05. Rotary Position Embedding
Rotary Position Embedding (RoPE) encodes absolute position into the rotation angle of query and key vectors. Unlike learned position embeddings, RoPE is position-agnostic and extends to arbitrary sequence lengths.
RoPE applies a rotation matrix to adjacent pairs of dimensions:
RoPE(q_i, i) = R_i @ q_i
RoPE(k_j, j) = R_j @ k_j
The dot product of position-encoded vectors reduces to a function of relative position:
⟨RoPE(q_i), RoPE(k_j)⟩ = ⟨q_i, k_j⟩ rotated by (i-j)θ
import torch
import torch.nn as nn
import math
def precompute_freqs_cis(dim: int, end: int, theta: float = 10000.0):
"""Precompute complex frequency factors for RoPE."""
freqs = 1.0 / (theta ** (torch.arange(0, dim, 2).float() / dim))
positions = torch.arange(end)
# Complex numbers via polar representation: e^(i * position * theta)
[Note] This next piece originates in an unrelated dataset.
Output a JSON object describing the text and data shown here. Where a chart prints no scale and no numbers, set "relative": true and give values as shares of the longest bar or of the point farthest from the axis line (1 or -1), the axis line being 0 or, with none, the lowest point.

freqs = torch.outer(positions, freqs)
return torch.polar(torch.ones_like(freqs), freqs * 2 * math.pi)
def apply_rotary_emb(x: torch.Tensor, freqs_cis: torch.Tensor):
"""Apply rotary embedding to tensor.
x: (batch, heads, seq_len, head_dim)
freqs_cis: (seq_len, head_dim/2) - complex numbers
"""
x_complex = torch.view_as_complex(x.float())
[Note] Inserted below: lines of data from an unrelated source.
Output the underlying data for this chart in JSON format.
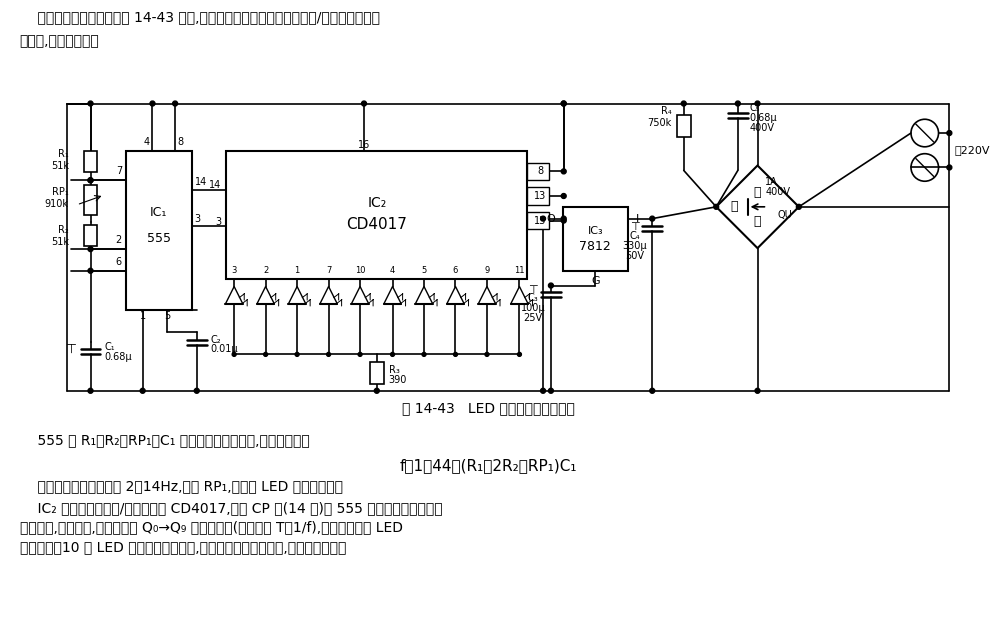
{
  "title": "图 14-43   LED 动态显示序列发生器",
  "bg_color": "#ffffff",
  "top_text1": "    该显示序列发生电路如图 14-43 所示,它以时基振荡电路和十进制计数/脉冲分配器为核",
  "top_text2": "心组成,外围元件少。",
  "bt0": "    555 和 R₁、R₂、RP₁、C₁ 组成一个多谐振荡器,其振荡频率为",
  "bt1": "f＝1．44／(R₁＋2R₂＋RP₁)C₁",
  "bt2": "    图示参数的振荡频率在 2～14Hz,调节 RP₁,以满足 LED 的动态变化。",
  "bt3": "    IC₂ 采用十进制计数/脉冲分配器 CD4017,它的 CP 端(14 脚)在 555 输出的脉冲序列上跳",
  "bt4": "沿触发下,进行计数,并依次输出 Q₀→Q₉ 高电平脉冲(脉冲宽度 T＝1/f),并驱动相应的 LED",
  "bt5": "依次发光。10 个 LED 可组成不同的图案,或排成直线或组成圆圈,进行动态显示。"
}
# (batch, heads, seq_len, head_dim/2) - reshape for complex operations
# Reshape freqs_cis to broadcast with x
freqs_cis = freqs_cis.unsqueeze(0).unsqueeze(0) # (1, 1, seq, head/2)
# Apply rotation
x_rotated = x_complex * freqs_cis
# Convert back to real
x_out = torch.view_as_real(x_rotated)
return x_out.flatten(-2).type_as(x)
class RotaryEmbedding(nn.Module):
def __init__(self, dim, max_seq_len=2048, base=10000.0):
super().__init__()
self.dim = dim
self.base = base
self.max_seq_len = max_seq_len
self._freqs_cis = None
def forward(self, seq_len, device):
if self._freqs_cis is None:
self._freqs_cis = precompute_freqs_cis(
self.dim, seq_len, self.base
)
return self._freqs_cis.to(device)
def clear_cache(self):
self._freqs_cis = None
Failure mode: Dimension mismatch. RoPE operates on adjacent pairs of dimensions. If head_dim is not even, the operation fails. Common error: setting d_model=3072 with n_heads=32 gives d_k=96 — divisible by 2, but verify before implementation.
Failure mode: Cache invalidation. If caching frequency computations and then processing longer sequences, you get shape mismatches. Always check that cached freqs match current sequence length.
Implement a Llama-style attention module using RoPE. Apply RoPE to Q and K before attention computation, then verify that the positional encoding is absent from learned embeddings ( embeddings should be plain token embeddings with no positional information).